Aims: We describe the community of introduced birds in the city of Valencia and the relationships between this community and the characteristics of the urban landscape at two spatial scales.

Location: The study was carried out in the urban and rural landscape of the city of Valencia (Spain).

Methods: 197 squares (700 x 700 m) were surveyed in the breeding and wintering seasons of years 1997 and 1998. A monthly survey of 130 urban parks was also carried out in 1999. Relationship between number of introduced bird species and their abundance, landscape and habitat characteristics of tetrad squares and urban parks were analysed.

Results: 23 introduced bird species have been recorded in Valencia, 56% of them belonging to Psittacidae Family. Most of the records belong to three breeding species, Ring-necked Parakeet Psittacula krameri, Red-masked Parakeet Aratinga erythrogenys and Monk Parakeet Myiopsitta monachus. Birds were mostly distributed in the built-up area, the proportion of urban parks per square determining the number of species and the number of individuals. Despite of the fact that the parks were strongly selected comparing with other landscape features, birds used only 24 out of 130 parks. Parks selected by birds were greater and they were less isolated than the rest.

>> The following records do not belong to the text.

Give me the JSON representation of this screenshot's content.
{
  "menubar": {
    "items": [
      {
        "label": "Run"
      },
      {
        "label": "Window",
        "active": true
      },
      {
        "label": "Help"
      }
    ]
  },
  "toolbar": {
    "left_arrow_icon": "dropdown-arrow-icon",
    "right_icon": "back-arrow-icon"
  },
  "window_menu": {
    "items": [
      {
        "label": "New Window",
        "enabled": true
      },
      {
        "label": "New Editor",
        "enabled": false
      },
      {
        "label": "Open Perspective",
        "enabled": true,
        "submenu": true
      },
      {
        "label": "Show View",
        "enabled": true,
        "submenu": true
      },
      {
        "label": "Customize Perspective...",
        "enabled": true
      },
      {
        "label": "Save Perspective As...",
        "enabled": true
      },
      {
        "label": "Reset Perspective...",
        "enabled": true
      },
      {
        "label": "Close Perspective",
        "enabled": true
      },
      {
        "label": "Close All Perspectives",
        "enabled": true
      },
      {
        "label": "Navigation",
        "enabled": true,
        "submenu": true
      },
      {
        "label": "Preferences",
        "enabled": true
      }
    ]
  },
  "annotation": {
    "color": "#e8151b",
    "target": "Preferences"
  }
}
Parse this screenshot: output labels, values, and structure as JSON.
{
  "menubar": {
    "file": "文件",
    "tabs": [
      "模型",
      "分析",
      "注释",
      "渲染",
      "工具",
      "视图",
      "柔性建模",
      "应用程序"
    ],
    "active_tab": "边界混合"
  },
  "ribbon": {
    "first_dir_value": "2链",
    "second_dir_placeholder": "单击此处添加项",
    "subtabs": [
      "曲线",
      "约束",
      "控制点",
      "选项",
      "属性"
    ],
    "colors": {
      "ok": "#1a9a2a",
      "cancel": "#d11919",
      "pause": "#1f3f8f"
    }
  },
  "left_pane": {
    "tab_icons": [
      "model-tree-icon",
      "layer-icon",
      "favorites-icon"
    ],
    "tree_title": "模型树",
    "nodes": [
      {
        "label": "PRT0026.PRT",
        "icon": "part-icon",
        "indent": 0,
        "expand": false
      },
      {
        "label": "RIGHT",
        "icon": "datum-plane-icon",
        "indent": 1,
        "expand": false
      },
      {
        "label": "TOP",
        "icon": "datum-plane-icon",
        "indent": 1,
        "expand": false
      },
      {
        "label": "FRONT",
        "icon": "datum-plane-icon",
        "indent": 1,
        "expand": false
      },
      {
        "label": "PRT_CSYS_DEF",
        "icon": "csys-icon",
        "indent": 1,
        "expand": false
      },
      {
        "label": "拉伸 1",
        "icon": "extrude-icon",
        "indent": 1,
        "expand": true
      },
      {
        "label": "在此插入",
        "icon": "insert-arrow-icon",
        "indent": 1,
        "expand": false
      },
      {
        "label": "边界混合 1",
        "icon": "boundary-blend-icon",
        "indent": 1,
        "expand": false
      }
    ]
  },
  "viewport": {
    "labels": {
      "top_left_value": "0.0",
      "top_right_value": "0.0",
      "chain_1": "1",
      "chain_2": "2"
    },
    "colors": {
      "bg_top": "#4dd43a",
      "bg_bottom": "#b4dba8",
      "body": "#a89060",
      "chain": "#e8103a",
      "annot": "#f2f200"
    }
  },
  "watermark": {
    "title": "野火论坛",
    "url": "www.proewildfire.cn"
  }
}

Conclusions: In Valencia, introduced species could be clearly considered as urban birds. Moreover, birds were associated with specific parts of the city. This pattern could be related with the small size of the populations, perhaps because of a low breeding success, with the great quantity of feeding resources near the breeding sites and with the tendency of new escapees to join to the established groups. A detailed research on the autoecology of introduced species in the colonised areas is necessary.